• PACMA nets more votes for Congress than either BILDU or Canary Coalition
• Animal-rights campaigners gather more than 1 million votes in Senate race
Overshadowed by coverage in the Spanish press of the Dec. 20th election showings of Spain’s new Podemos and Ciudadanos parties, a new animal rights party running an unorthodox and low-budget campaign garnered more votes than two regional parties that won seats in the upcoming Congress and more than two of Spain’s legacy parties with seats in the last Congress.
The Partido Animalists (PACMA) won 219,181 votes in its campaign for seats in Spain’s Congress of Deputies – more than the Basque separatist movement BILDU or the Canary Coalition and as many as incumbent parties UPyD and Unió on Sunday – but no elected representatives because of Spain’s election rules, which make it hard for fledgling parties to gain seats in Congress. At the same time, more than 1 million votes were cast for the animal rights party in the nationwide Senate race.
PACMA conducted its campaign with a miniscule 15,000 euro budget, holding no massive campaign rallies like the other parties and choosing instead to rely on social media videos of its candidate and campaign teams who rode neighborhood to neighborhood passing out campaign leaflets.

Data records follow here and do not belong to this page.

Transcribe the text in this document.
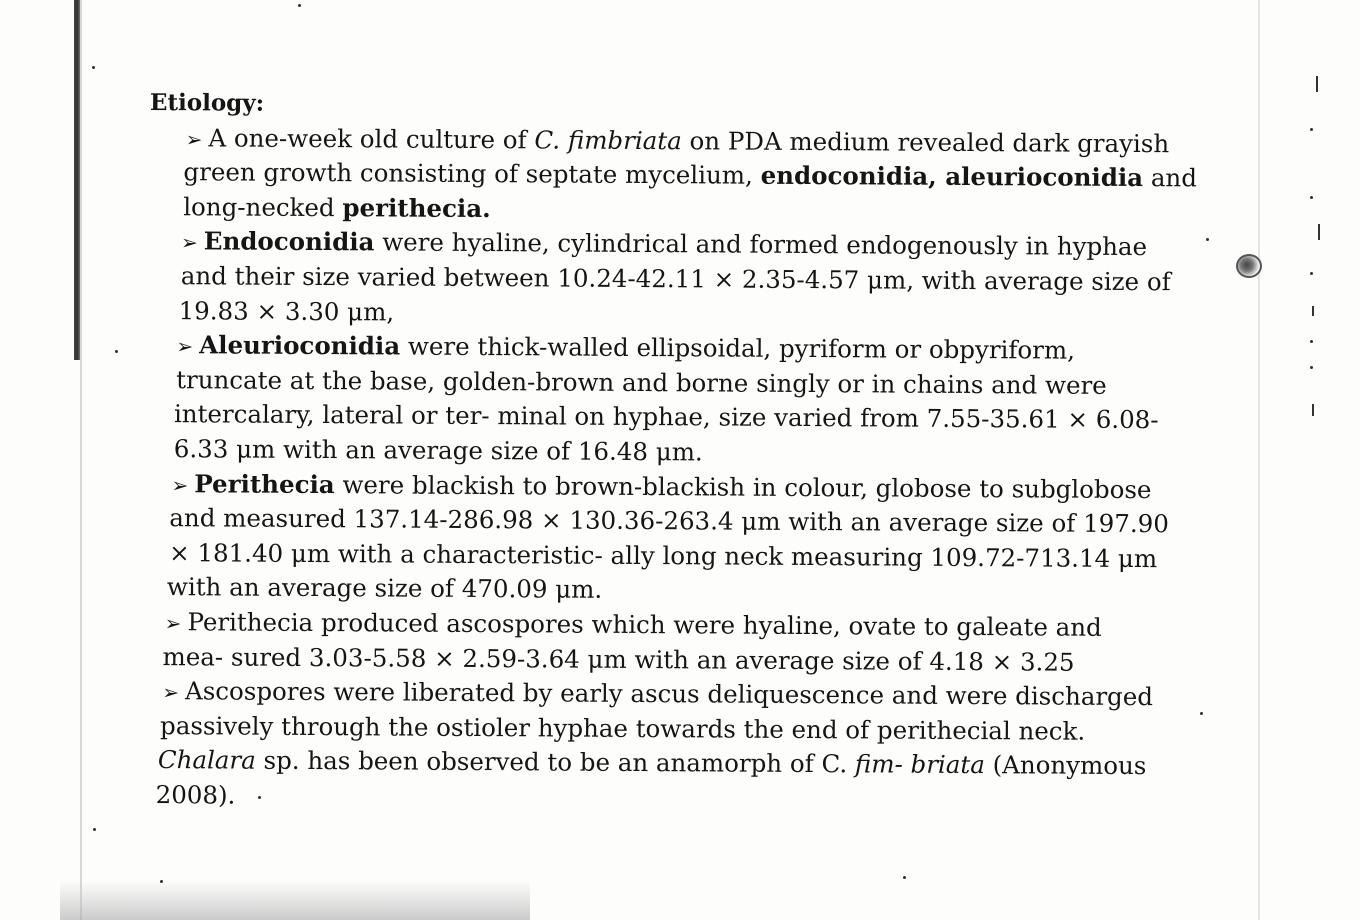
Etiology:
➢ A one-week old culture of C. fimbriata on PDA medium revealed dark grayish
green growth consisting of septate mycelium, endoconidia, aleurioconidia and
long-necked perithecia.
➢ Endoconidia were hyaline, cylindrical and formed endogenously in hyphae
and their size varied between 10.24-42.11 × 2.35-4.57 μm, with average size of
19.83 × 3.30 μm,
➢ Aleurioconidia were thick-walled ellipsoidal, pyriform or obpyriform,
truncate at the base, golden-brown and borne singly or in chains and were
intercalary, lateral or ter- minal on hyphae, size varied from 7.55-35.61 × 6.08-
6.33 μm with an average size of 16.48 μm.
➢ Perithecia were blackish to brown-blackish in colour, globose to subglobose
and measured 137.14-286.98 × 130.36-263.4 μm with an average size of 197.90
× 181.40 μm with a characteristic- ally long neck measuring 109.72-713.14 μm
with an average size of 470.09 μm.
➢ Perithecia produced ascospores which were hyaline, ovate to galeate and
mea- sured 3.03-5.58 × 2.59-3.64 μm with an average size of 4.18 × 3.25
➢ Ascospores were liberated by early ascus deliquescence and were discharged
passively through the ostioler hyphae towards the end of perithecial neck.
Chalara sp. has been observed to be an anamorph of C. fim- briata (Anonymous
2008).
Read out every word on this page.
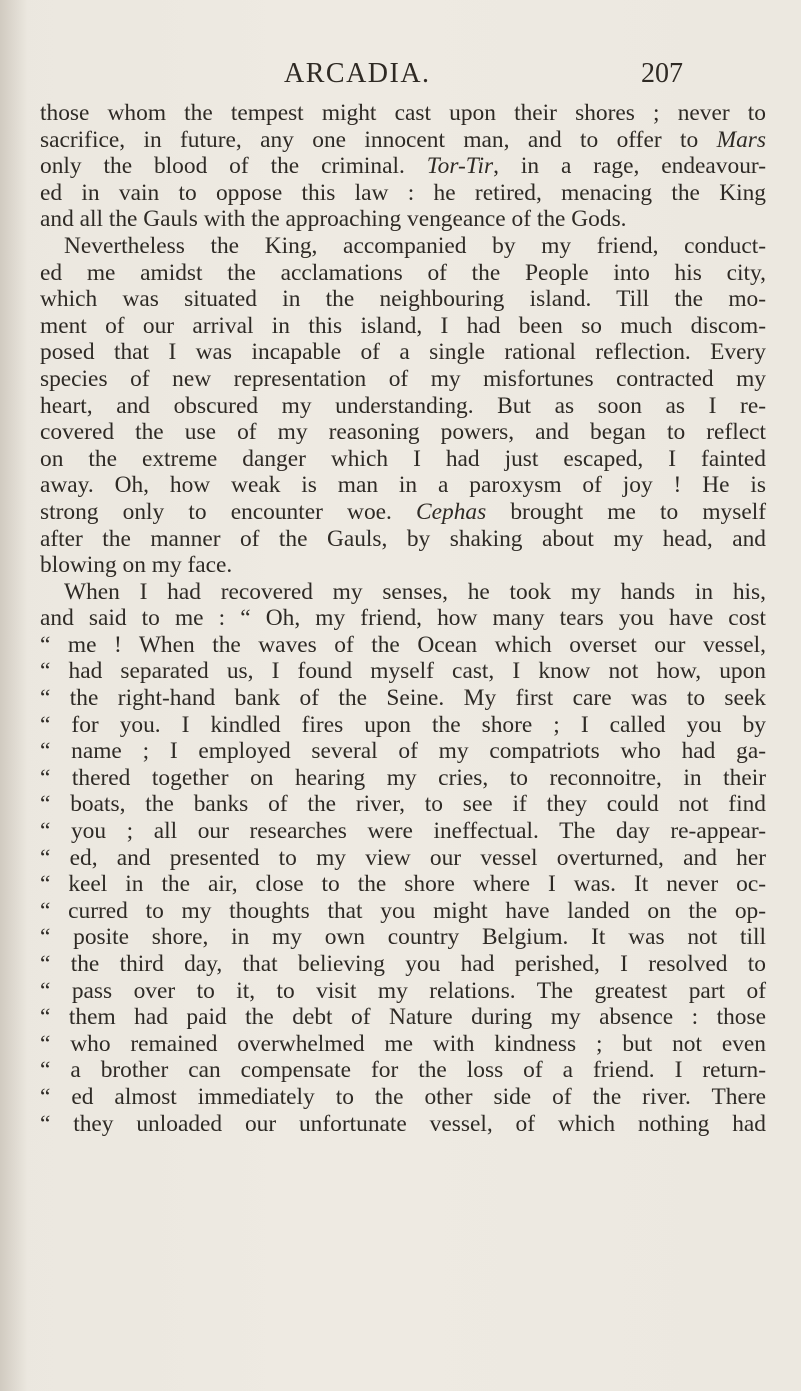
ARCADIA.	207
those whom the tempest might cast upon their shores ; never to
sacrifice, in future, any one innocent man, and to offer to Mars
only the blood of the criminal. Tor-Tir, in a rage, endeavour-
ed in vain to oppose this law : he retired, menacing the King
and all the Gauls with the approaching vengeance of the Gods.
Nevertheless the King, accompanied by my friend, conduct-
ed me amidst the acclamations of the People into his city,
which was situated in the neighbouring island. Till the mo-
ment of our arrival in this island, I had been so much discom-
posed that I was incapable of a single rational reflection. Every
species of new representation of my misfortunes contracted my
heart, and obscured my understanding. But as soon as I re-
covered the use of my reasoning powers, and began to reflect
on the extreme danger which I had just escaped, I fainted
away. Oh, how weak is man in a paroxysm of joy ! He is
strong only to encounter woe. Cephas brought me to myself
after the manner of the Gauls, by shaking about my head, and
blowing on my face.
When I had recovered my senses, he took my hands in his,
and said to me : “ Oh, my friend, how many tears you have cost
“ me ! When the waves of the Ocean which overset our vessel,
“ had separated us, I found myself cast, I know not how, upon
“ the right-hand bank of the Seine. My first care was to seek
“ for you. I kindled fires upon the shore ; I called you by
“ name ; I employed several of my compatriots who had ga-
“ thered together on hearing my cries, to reconnoitre, in their
“ boats, the banks of the river, to see if they could not find
“ you ; all our researches were ineffectual. The day re-appear-
“ ed, and presented to my view our vessel overturned, and her
“ keel in the air, close to the shore where I was. It never oc-
“ curred to my thoughts that you might have landed on the op-
“ posite shore, in my own country Belgium. It was not till
“ the third day, that believing you had perished, I resolved to
“ pass over to it, to visit my relations. The greatest part of
“ them had paid the debt of Nature during my absence : those
“ who remained overwhelmed me with kindness ; but not even
“ a brother can compensate for the loss of a friend. I return-
“ ed almost immediately to the other side of the river. There
“ they unloaded our unfortunate vessel, of which nothing had
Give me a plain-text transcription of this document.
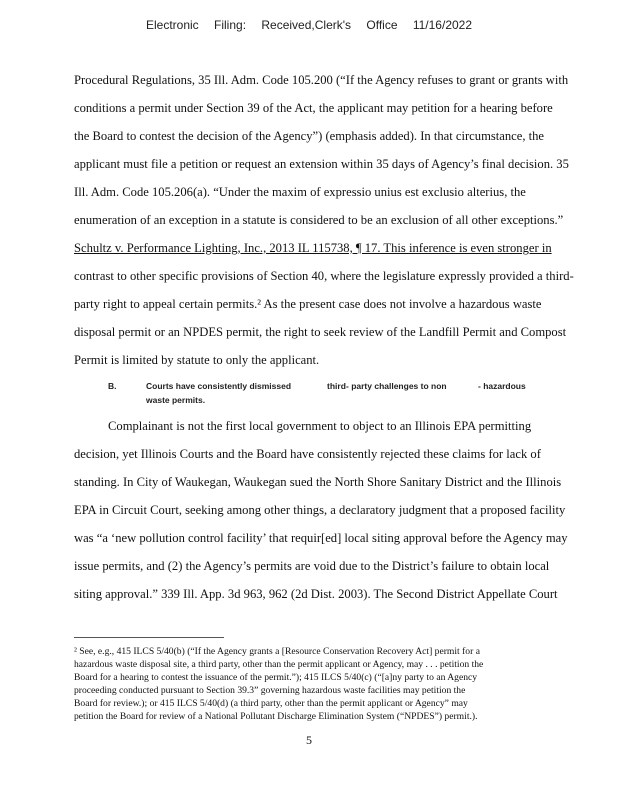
Electronic Filing: Received,Clerk's Office 11/16/2022
Procedural Regulations, 35 Ill. Adm. Code 105.200 (“If the Agency refuses to grant or grants with
conditions a permit under Section 39 of the Act, the applicant may petition for a hearing before
the Board to contest the decision of the Agency”) (emphasis added). In that circumstance, the
applicant must file a petition or request an extension within 35 days of Agency’s final decision. 35
Ill. Adm. Code 105.206(a). “Under the maxim of expressio unius est exclusio alterius, the
enumeration of an exception in a statute is considered to be an exclusion of all other exceptions.”
Schultz v. Performance Lighting, Inc., 2013 IL 115738, ¶ 17. This inference is even stronger in
contrast to other specific provisions of Section 40, where the legislature expressly provided a third-
party right to appeal certain permits.² As the present case does not involve a hazardous waste
disposal permit or an NPDES permit, the right to seek review of the Landfill Permit and Compost
Permit is limited by statute to only the applicant.
B.	Courts have consistently dismissed	third - party challenges to non	- hazardous
waste permits.
Complainant is not the first local government to object to an Illinois EPA permitting
decision, yet Illinois Courts and the Board have consistently rejected these claims for lack of
standing. In City of Waukegan, Waukegan sued the North Shore Sanitary District and the Illinois
EPA in Circuit Court, seeking among other things, a declaratory judgment that a proposed facility
was “a ‘new pollution control facility’ that requir[ed] local siting approval before the Agency may
issue permits, and (2) the Agency’s permits are void due to the District’s failure to obtain local
siting approval.” 339 Ill. App. 3d 963, 962 (2d Dist. 2003). The Second District Appellate Court
² See, e.g., 415 ILCS 5/40(b) (“If the Agency grants a [Resource Conservation Recovery Act] permit for a
hazardous waste disposal site, a third party, other than the permit applicant or Agency, may . . . petition the
Board for a hearing to contest the issuance of the permit.”); 415 ILCS 5/40(c) (“[a]ny party to an Agency
proceeding conducted pursuant to Section 39.3” governing hazardous waste facilities may petition the
Board for review.); or 415 ILCS 5/40(d) (a third party, other than the permit applicant or Agency” may
petition the Board for review of a National Pollutant Discharge Elimination System (“NPDES”) permit.).
5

PACMA’s campaign platform called for an end to bullfighting and local bull-running and bull-baiting fiestas across Spain, as well as a ban on hunting, defense of the environment, public healthcare and secular education.
PACMA’s goal, said the group’s 42-year-old president Silvia Barquero, was to elect a “representative to defend animals” in Congress and that while the party fell short of that goal she hopes “we are an incentive for other parties to take note of the social support” for animal rights among the public.